Through the end of the 1930s, the works presented within this rustic locale were Shawn's own, specifically created to promote stage dancing as a serious and legitimate pursuit for American men. In 1933, his all-male troupe -- Ted Shawn and His Men Dancers -- inaugurated a series of public performances, initially arranged as "Tea Lecture Demonstrations." As the decade came to a close, complications connected with World War II led to the disbanding of Shawn's select troupe.

Temporary leasing of the facilities came in 1940 and led to the establishment of a Berkshire Hills Dance Festival, now seen as artistically if not financially successful. Ballet tenants followed, linked in part to the then-fledgling Ballet Theatre (later known as American Ballet Theatre), with an International Dance Festival offering a variety of dance disciplines. At the instigation of local enthusiasts, Shawn was coaxed back into a directorship, which led directly to the now annual Jacob's Pillow Dance Festival, which concludes this year on Aug. 26.

Between the 1941 relaunch of the Pillow's very own activities (including a school as well as theatrical presentations) and this year's diamond jubilee, further struggles ensued. Some were dramatic, occurring just as the Pillow began building its enlarged and less-rough-hewn theater building and wartime conditions hit with gas rationing and a dearth of male personnel.
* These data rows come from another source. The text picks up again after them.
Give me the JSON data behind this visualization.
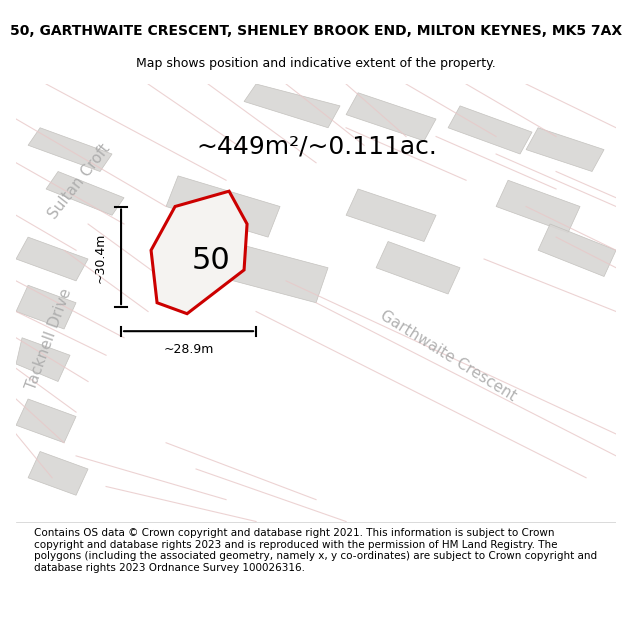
{
  "title_line1": "50, GARTHWAITE CRESCENT, SHENLEY BROOK END, MILTON KEYNES, MK5 7AX",
  "title_line2": "Map shows position and indicative extent of the property.",
  "area_label": "~449m²/~0.111ac.",
  "number_label": "50",
  "dim_vertical": "~30.4m",
  "dim_horizontal": "~28.9m",
  "street_label1": "Sultan Croft",
  "street_label2": "Tacknell Drive",
  "street_label3": "Garthwaite Crescent",
  "footer_text": "Contains OS data © Crown copyright and database right 2021. This information is subject to Crown copyright and database rights 2023 and is reproduced with the permission of HM Land Registry. The polygons (including the associated geometry, namely x, y co-ordinates) are subject to Crown copyright and database rights 2023 Ordnance Survey 100026316.",
  "bg_color": "#f0eeec",
  "map_bg": "#f0eeec",
  "plot_fill": "#e8e6e4",
  "road_color": "#e8c8c8",
  "building_color": "#d8d6d4",
  "highlight_color": "#cc0000",
  "highlight_fill": "#f5f3f1",
  "title_fontsize": 10,
  "subtitle_fontsize": 9,
  "label_fontsize": 18,
  "number_fontsize": 22,
  "street_fontsize": 11,
  "footer_fontsize": 7.5
}
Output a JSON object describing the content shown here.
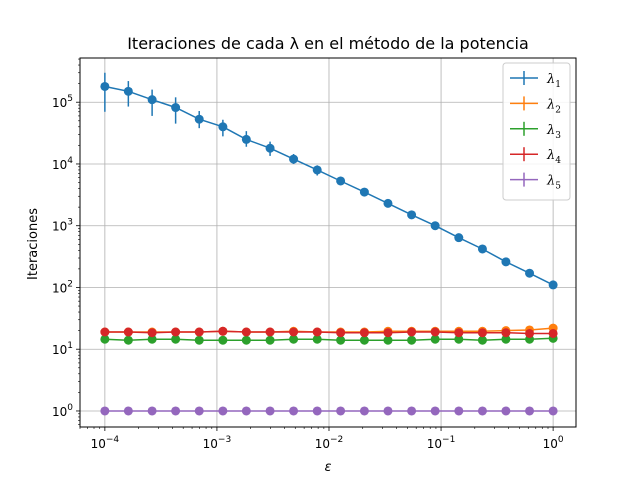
{
  "chart_data": {
    "type": "line",
    "title": "Iteraciones de cada λ en el método de la potencia",
    "xlabel": "ε",
    "ylabel": "Iteraciones",
    "xscale": "log",
    "yscale": "log",
    "xlim": [
      6e-05,
      1.6
    ],
    "ylim": [
      0.55,
      520000
    ],
    "grid": true,
    "legend_position": "top-right",
    "x_ticks": [
      {
        "value": 0.0001,
        "base": "10",
        "exp": "−4"
      },
      {
        "value": 0.001,
        "base": "10",
        "exp": "−3"
      },
      {
        "value": 0.01,
        "base": "10",
        "exp": "−2"
      },
      {
        "value": 0.1,
        "base": "10",
        "exp": "−1"
      },
      {
        "value": 1,
        "base": "10",
        "exp": "0"
      }
    ],
    "y_ticks": [
      {
        "value": 1,
        "base": "10",
        "exp": "0"
      },
      {
        "value": 10,
        "base": "10",
        "exp": "1"
      },
      {
        "value": 100,
        "base": "10",
        "exp": "2"
      },
      {
        "value": 1000,
        "base": "10",
        "exp": "3"
      },
      {
        "value": 10000,
        "base": "10",
        "exp": "4"
      },
      {
        "value": 100000,
        "base": "10",
        "exp": "5"
      }
    ],
    "x": [
      0.0001,
      0.000162,
      0.000264,
      0.000428,
      0.000695,
      0.00113,
      0.00183,
      0.00298,
      0.00483,
      0.00785,
      0.0127,
      0.0207,
      0.0336,
      0.0546,
      0.0886,
      0.144,
      0.234,
      0.379,
      0.616,
      1.0
    ],
    "series": [
      {
        "name": "λ",
        "sub": "1",
        "color": "#1f77b4",
        "values": [
          180000,
          150000,
          110000,
          82000,
          53000,
          40000,
          25000,
          18000,
          12000,
          8000,
          5300,
          3500,
          2300,
          1500,
          1000,
          640,
          420,
          260,
          170,
          110
        ],
        "err_low": [
          70000,
          85000,
          60000,
          45000,
          38000,
          28000,
          19000,
          13500,
          10000,
          6500,
          4600,
          3200,
          2100,
          1450,
          950,
          610,
          400,
          240,
          160,
          95
        ],
        "err_high": [
          300000,
          220000,
          160000,
          120000,
          72000,
          52000,
          34000,
          23000,
          14500,
          9500,
          6200,
          3900,
          2600,
          1600,
          1050,
          680,
          440,
          280,
          180,
          125
        ]
      },
      {
        "name": "λ",
        "sub": "2",
        "color": "#ff7f0e",
        "values": [
          19,
          19,
          19,
          19,
          19,
          19.5,
          19,
          19,
          19.5,
          19,
          19,
          19,
          19.5,
          19.5,
          19.5,
          19.5,
          19.5,
          20,
          20.5,
          22
        ],
        "err_low": [
          18,
          18,
          18,
          18,
          18,
          18.5,
          18,
          18,
          18.5,
          18,
          18,
          18,
          18.5,
          18.5,
          18.5,
          18.5,
          18.5,
          19,
          19.5,
          20
        ],
        "err_high": [
          20,
          20,
          20,
          20,
          20,
          20.5,
          20,
          20,
          20.5,
          20,
          20,
          20,
          20.5,
          20.5,
          20.5,
          20.5,
          20.5,
          21,
          21.5,
          24
        ]
      },
      {
        "name": "λ",
        "sub": "3",
        "color": "#2ca02c",
        "values": [
          14.5,
          14,
          14.5,
          14.5,
          14,
          14,
          14,
          14,
          14.5,
          14.5,
          14,
          14,
          14,
          14,
          14.5,
          14.5,
          14,
          14.5,
          14.5,
          15
        ],
        "err_low": [
          13.5,
          13,
          13.5,
          13.5,
          13,
          13,
          13,
          13,
          13.5,
          13.5,
          13,
          13,
          13,
          13,
          13.5,
          13.5,
          13,
          13.5,
          13.5,
          14
        ],
        "err_high": [
          15.5,
          15,
          15.5,
          15.5,
          15,
          15,
          15,
          15,
          15.5,
          15.5,
          15,
          15,
          15,
          15,
          15.5,
          15.5,
          15,
          15.5,
          15.5,
          16
        ]
      },
      {
        "name": "λ",
        "sub": "4",
        "color": "#d62728",
        "values": [
          19,
          19,
          18.5,
          19,
          19,
          19.5,
          19,
          19,
          19,
          19,
          18.5,
          18.5,
          18.5,
          19,
          19,
          18.5,
          18.5,
          18.5,
          18,
          18
        ],
        "err_low": [
          18,
          18,
          17.5,
          18,
          18,
          18.5,
          18,
          18,
          18,
          18,
          17.5,
          17.5,
          17.5,
          18,
          18,
          17.5,
          17.5,
          17.5,
          17,
          17
        ],
        "err_high": [
          20,
          20,
          19.5,
          20,
          20,
          20.5,
          20,
          20,
          20,
          20,
          19.5,
          19.5,
          19.5,
          20,
          20,
          19.5,
          19.5,
          19.5,
          19,
          19
        ]
      },
      {
        "name": "λ",
        "sub": "5",
        "color": "#9467bd",
        "values": [
          1,
          1,
          1,
          1,
          1,
          1,
          1,
          1,
          1,
          1,
          1,
          1,
          1,
          1,
          1,
          1,
          1,
          1,
          1,
          1
        ],
        "err_low": [
          1,
          1,
          1,
          1,
          1,
          1,
          1,
          1,
          1,
          1,
          1,
          1,
          1,
          1,
          1,
          1,
          1,
          1,
          1,
          1
        ],
        "err_high": [
          1,
          1,
          1,
          1,
          1,
          1,
          1,
          1,
          1,
          1,
          1,
          1,
          1,
          1,
          1,
          1,
          1,
          1,
          1,
          1
        ]
      }
    ]
  }
}
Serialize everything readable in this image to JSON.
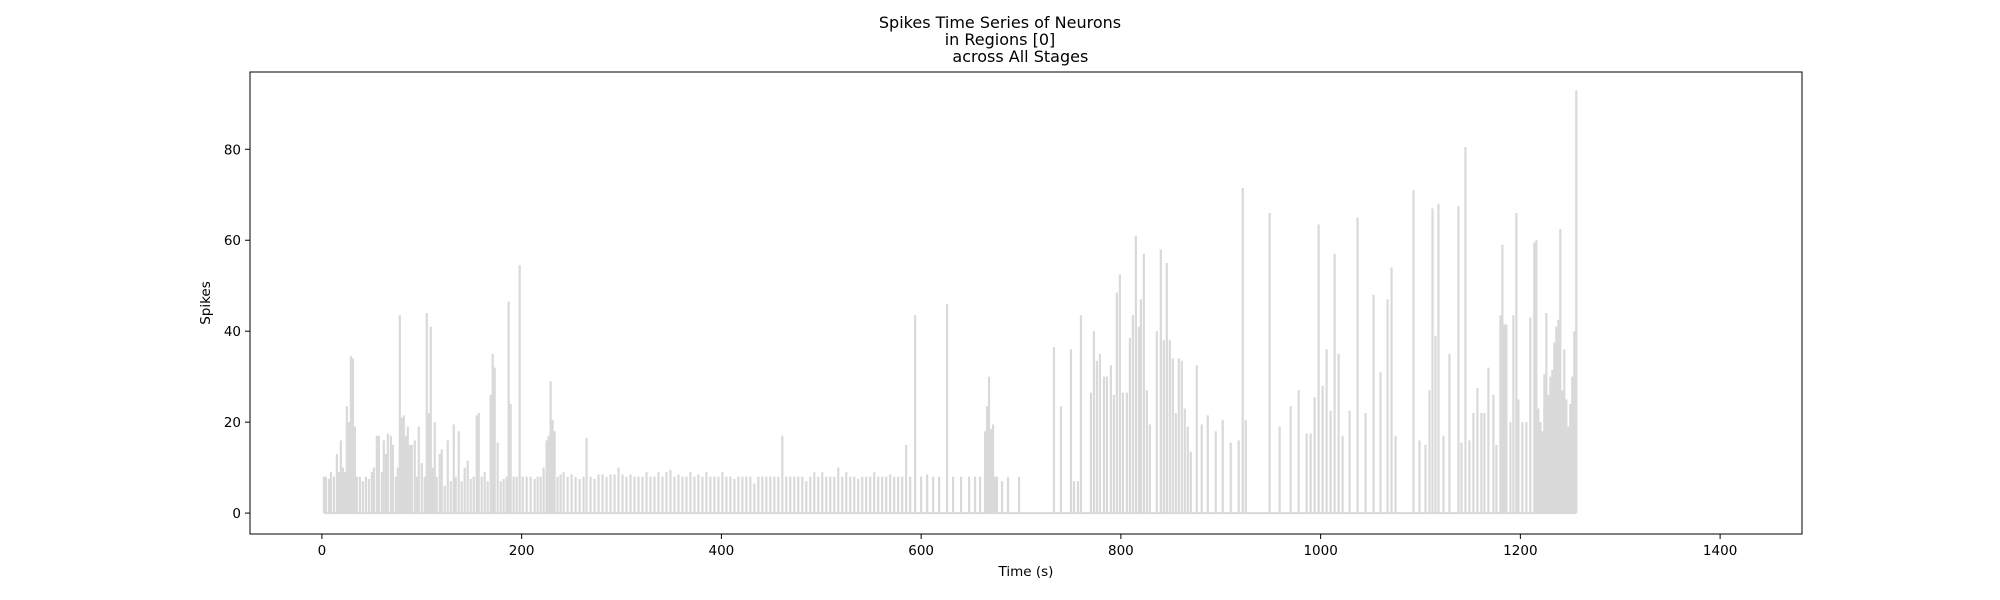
{
  "chart_data": {
    "type": "line",
    "title_lines": [
      "Spikes Time Series of Neurons",
      "in Regions [0]",
      "        across All Stages"
    ],
    "xlabel": "Time (s)",
    "ylabel": "Spikes",
    "xlim": [
      -72,
      1482
    ],
    "ylim": [
      -4.6,
      97
    ],
    "xticks": [
      0,
      200,
      400,
      600,
      800,
      1000,
      1200,
      1400
    ],
    "yticks": [
      0,
      20,
      40,
      60,
      80
    ],
    "grid": false,
    "line_color": "#d9d9d9",
    "spikes": [
      [
        2,
        8
      ],
      [
        4,
        8
      ],
      [
        7,
        7.5
      ],
      [
        9,
        9
      ],
      [
        12,
        8
      ],
      [
        15,
        13
      ],
      [
        17,
        9
      ],
      [
        19,
        16
      ],
      [
        21,
        10
      ],
      [
        23,
        9
      ],
      [
        25,
        23.5
      ],
      [
        27,
        20
      ],
      [
        29,
        34.5
      ],
      [
        31,
        34
      ],
      [
        33,
        19
      ],
      [
        35,
        8
      ],
      [
        38,
        8
      ],
      [
        41,
        7
      ],
      [
        44,
        8
      ],
      [
        47,
        7.5
      ],
      [
        50,
        9
      ],
      [
        52,
        10
      ],
      [
        55,
        17
      ],
      [
        57,
        17
      ],
      [
        60,
        9
      ],
      [
        62,
        16
      ],
      [
        64,
        13
      ],
      [
        66,
        17.5
      ],
      [
        69,
        17
      ],
      [
        71,
        15
      ],
      [
        74,
        8
      ],
      [
        76,
        10
      ],
      [
        78,
        43.5
      ],
      [
        80,
        21
      ],
      [
        82,
        21.5
      ],
      [
        84,
        17
      ],
      [
        86,
        19
      ],
      [
        88,
        15
      ],
      [
        90,
        15
      ],
      [
        93,
        16
      ],
      [
        95,
        8
      ],
      [
        97,
        19
      ],
      [
        100,
        11
      ],
      [
        103,
        8
      ],
      [
        105,
        44
      ],
      [
        107,
        22
      ],
      [
        109,
        41
      ],
      [
        111,
        10
      ],
      [
        113,
        20
      ],
      [
        115,
        8
      ],
      [
        118,
        13
      ],
      [
        120,
        14
      ],
      [
        123,
        6
      ],
      [
        126,
        16
      ],
      [
        129,
        7
      ],
      [
        132,
        19.5
      ],
      [
        134,
        8
      ],
      [
        137,
        18
      ],
      [
        140,
        7
      ],
      [
        143,
        10
      ],
      [
        146,
        11.5
      ],
      [
        149,
        7.5
      ],
      [
        152,
        8
      ],
      [
        155,
        21.5
      ],
      [
        157,
        22
      ],
      [
        160,
        8
      ],
      [
        163,
        9
      ],
      [
        166,
        7
      ],
      [
        169,
        26
      ],
      [
        171,
        35
      ],
      [
        173,
        32
      ],
      [
        176,
        15.5
      ],
      [
        179,
        7
      ],
      [
        182,
        7.5
      ],
      [
        185,
        8
      ],
      [
        187,
        46.5
      ],
      [
        189,
        24
      ],
      [
        192,
        8
      ],
      [
        195,
        8
      ],
      [
        198,
        54.5
      ],
      [
        201,
        8
      ],
      [
        205,
        8
      ],
      [
        209,
        8
      ],
      [
        213,
        7.5
      ],
      [
        216,
        8
      ],
      [
        219,
        8
      ],
      [
        222,
        10
      ],
      [
        225,
        16
      ],
      [
        227,
        17
      ],
      [
        229,
        29
      ],
      [
        231,
        20.5
      ],
      [
        233,
        18
      ],
      [
        236,
        8
      ],
      [
        239,
        8.5
      ],
      [
        242,
        9
      ],
      [
        246,
        8
      ],
      [
        250,
        8.5
      ],
      [
        254,
        8
      ],
      [
        258,
        7.5
      ],
      [
        262,
        8
      ],
      [
        265,
        16.5
      ],
      [
        269,
        8
      ],
      [
        273,
        7.5
      ],
      [
        277,
        8.5
      ],
      [
        281,
        8.5
      ],
      [
        285,
        8
      ],
      [
        289,
        8.5
      ],
      [
        293,
        8.5
      ],
      [
        297,
        10
      ],
      [
        301,
        8.5
      ],
      [
        305,
        8
      ],
      [
        309,
        8.5
      ],
      [
        313,
        8
      ],
      [
        317,
        8
      ],
      [
        321,
        8
      ],
      [
        325,
        9
      ],
      [
        329,
        8
      ],
      [
        333,
        8
      ],
      [
        337,
        9
      ],
      [
        341,
        8
      ],
      [
        345,
        9
      ],
      [
        349,
        9.5
      ],
      [
        353,
        8
      ],
      [
        357,
        8.5
      ],
      [
        361,
        8
      ],
      [
        365,
        8
      ],
      [
        369,
        9
      ],
      [
        373,
        8
      ],
      [
        377,
        8.5
      ],
      [
        381,
        8
      ],
      [
        385,
        9
      ],
      [
        389,
        8
      ],
      [
        393,
        8
      ],
      [
        397,
        8
      ],
      [
        401,
        9
      ],
      [
        405,
        8
      ],
      [
        409,
        8
      ],
      [
        413,
        7.5
      ],
      [
        417,
        8
      ],
      [
        421,
        8
      ],
      [
        425,
        8
      ],
      [
        429,
        8
      ],
      [
        433,
        6.5
      ],
      [
        437,
        8
      ],
      [
        441,
        8
      ],
      [
        445,
        8
      ],
      [
        449,
        8
      ],
      [
        453,
        8
      ],
      [
        457,
        8
      ],
      [
        461,
        17
      ],
      [
        465,
        8
      ],
      [
        469,
        8
      ],
      [
        473,
        8
      ],
      [
        477,
        8
      ],
      [
        481,
        8
      ],
      [
        485,
        7
      ],
      [
        489,
        8
      ],
      [
        493,
        9
      ],
      [
        497,
        8
      ],
      [
        501,
        9
      ],
      [
        505,
        8
      ],
      [
        509,
        8
      ],
      [
        513,
        8
      ],
      [
        517,
        10
      ],
      [
        521,
        8
      ],
      [
        525,
        9
      ],
      [
        529,
        8
      ],
      [
        533,
        8
      ],
      [
        537,
        7.5
      ],
      [
        541,
        8
      ],
      [
        545,
        8
      ],
      [
        549,
        8
      ],
      [
        553,
        9
      ],
      [
        557,
        8
      ],
      [
        561,
        8
      ],
      [
        565,
        8
      ],
      [
        569,
        8.5
      ],
      [
        573,
        8
      ],
      [
        577,
        8
      ],
      [
        581,
        8
      ],
      [
        585,
        15
      ],
      [
        589,
        8
      ],
      [
        594,
        43.5
      ],
      [
        600,
        8
      ],
      [
        606,
        8.5
      ],
      [
        612,
        8
      ],
      [
        618,
        8
      ],
      [
        626,
        46
      ],
      [
        632,
        8
      ],
      [
        640,
        8
      ],
      [
        648,
        8
      ],
      [
        654,
        8
      ],
      [
        659,
        8
      ],
      [
        664,
        18
      ],
      [
        666,
        23.5
      ],
      [
        668,
        30
      ],
      [
        670,
        18.5
      ],
      [
        672,
        19.5
      ],
      [
        674,
        8
      ],
      [
        676,
        8
      ],
      [
        681,
        7
      ],
      [
        687,
        8
      ],
      [
        698,
        8
      ],
      [
        733,
        36.5
      ],
      [
        740,
        23.5
      ],
      [
        750,
        36
      ],
      [
        753,
        7
      ],
      [
        757,
        7
      ],
      [
        760,
        43.5
      ],
      [
        770,
        26.5
      ],
      [
        773,
        40
      ],
      [
        776,
        33.5
      ],
      [
        779,
        35
      ],
      [
        783,
        30
      ],
      [
        786,
        30
      ],
      [
        790,
        32.5
      ],
      [
        793,
        26
      ],
      [
        796,
        48.5
      ],
      [
        799,
        52.5
      ],
      [
        802,
        26.5
      ],
      [
        806,
        26.5
      ],
      [
        809,
        38.5
      ],
      [
        812,
        43.5
      ],
      [
        815,
        61
      ],
      [
        818,
        41
      ],
      [
        820,
        47
      ],
      [
        823,
        57
      ],
      [
        826,
        27
      ],
      [
        829,
        19.5
      ],
      [
        836,
        40
      ],
      [
        840,
        58
      ],
      [
        843,
        38
      ],
      [
        846,
        55
      ],
      [
        849,
        38
      ],
      [
        852,
        34
      ],
      [
        855,
        22
      ],
      [
        858,
        34
      ],
      [
        861,
        33.5
      ],
      [
        864,
        23
      ],
      [
        867,
        19
      ],
      [
        870,
        13.5
      ],
      [
        876,
        32.5
      ],
      [
        881,
        19.5
      ],
      [
        887,
        21.5
      ],
      [
        895,
        18
      ],
      [
        902,
        20.5
      ],
      [
        910,
        15.5
      ],
      [
        918,
        16
      ],
      [
        922,
        71.5
      ],
      [
        925,
        20.5
      ],
      [
        949,
        66
      ],
      [
        959,
        19
      ],
      [
        970,
        23.5
      ],
      [
        978,
        27
      ],
      [
        986,
        17.5
      ],
      [
        990,
        17.5
      ],
      [
        994,
        25.5
      ],
      [
        998,
        63.5
      ],
      [
        1002,
        28
      ],
      [
        1006,
        36
      ],
      [
        1010,
        22.5
      ],
      [
        1014,
        57
      ],
      [
        1018,
        35
      ],
      [
        1022,
        17
      ],
      [
        1029,
        22.5
      ],
      [
        1037,
        65
      ],
      [
        1045,
        22
      ],
      [
        1053,
        48
      ],
      [
        1060,
        31
      ],
      [
        1067,
        47
      ],
      [
        1071,
        54
      ],
      [
        1075,
        17
      ],
      [
        1093,
        71
      ],
      [
        1099,
        16
      ],
      [
        1105,
        15
      ],
      [
        1109,
        27
      ],
      [
        1112,
        67
      ],
      [
        1115,
        39
      ],
      [
        1118,
        68
      ],
      [
        1123,
        17
      ],
      [
        1129,
        35
      ],
      [
        1138,
        67.5
      ],
      [
        1141,
        15.5
      ],
      [
        1145,
        80.5
      ],
      [
        1149,
        16
      ],
      [
        1153,
        22
      ],
      [
        1157,
        27.5
      ],
      [
        1161,
        22
      ],
      [
        1164,
        22
      ],
      [
        1168,
        32
      ],
      [
        1173,
        26
      ],
      [
        1176,
        15
      ],
      [
        1180,
        43.5
      ],
      [
        1182,
        59
      ],
      [
        1184,
        41.5
      ],
      [
        1186,
        41.5
      ],
      [
        1190,
        20
      ],
      [
        1193,
        43.5
      ],
      [
        1196,
        66
      ],
      [
        1198,
        25
      ],
      [
        1202,
        20
      ],
      [
        1206,
        20
      ],
      [
        1210,
        43
      ],
      [
        1214,
        59.5
      ],
      [
        1216,
        60
      ],
      [
        1218,
        23
      ],
      [
        1220,
        20
      ],
      [
        1222,
        18
      ],
      [
        1224,
        30.5
      ],
      [
        1226,
        44
      ],
      [
        1228,
        26
      ],
      [
        1230,
        30
      ],
      [
        1232,
        31.5
      ],
      [
        1234,
        37.5
      ],
      [
        1236,
        41
      ],
      [
        1238,
        42.5
      ],
      [
        1240,
        62.5
      ],
      [
        1242,
        27
      ],
      [
        1244,
        36
      ],
      [
        1246,
        25
      ],
      [
        1248,
        19
      ],
      [
        1250,
        24
      ],
      [
        1252,
        30
      ],
      [
        1254,
        40
      ],
      [
        1256,
        93
      ]
    ]
  }
}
Others were as inevitable as leadership-succession woes, particularly in the wake of Shawn's death in 1972.

Following what Norton Owen, today's director of preservation, calls "Crisis and Renewal (1995-1997)" in "A Certain Place," his overview of the Pillow's past, the leadership passed to today's executive director, Ella Baff. The nearly two-dozen activities slated for this anniversary season began in June with "Nina Ananiashvili and the State Ballet of Georgia," inaugurating the troupe's first U.S. performances.

Though Shawn himself is connected in the minds of many dance watchers with modern dance, the Pillow's festival offerings have regularly included ballet presentations. Like all such efforts within the somewhat limited confines of the Pillow's Ted Shawn Theater, this Georgian performance remained chamber-sized, showing the ensemble in a carefully chosen repertory. With the world-famous, Bolshoi Ballet-connected Ms. Ananiashvili at its head, the group could have become a background showcase for her stellar presence. The Pillow program, however, proceeded artfully, with two varied works showcasing the group's unfamiliar dancers before the troupe's big-name director appeared in a festive, concluding suite from "Don Quixote" arranged to spotlight Ms. Ananiashvili.

George Balanchine's "Mozartiana," his 1982 reverie on Tchaikovsky's take on Mozart's music, opened the bill with elegance and warmth, if not necessarily the lightness and ease associated with Balanchinean dancing at its truest. Buoying this alternately playful and ethereal Balanchine work -- as well as the sunny tone of Trey McIntyre's celebratory "Second Before the Ground" -- was the notable and impressive presence of the Georgian male dancers. These handsome and elegant men made up in personable self-confidence what they might lack in finesse.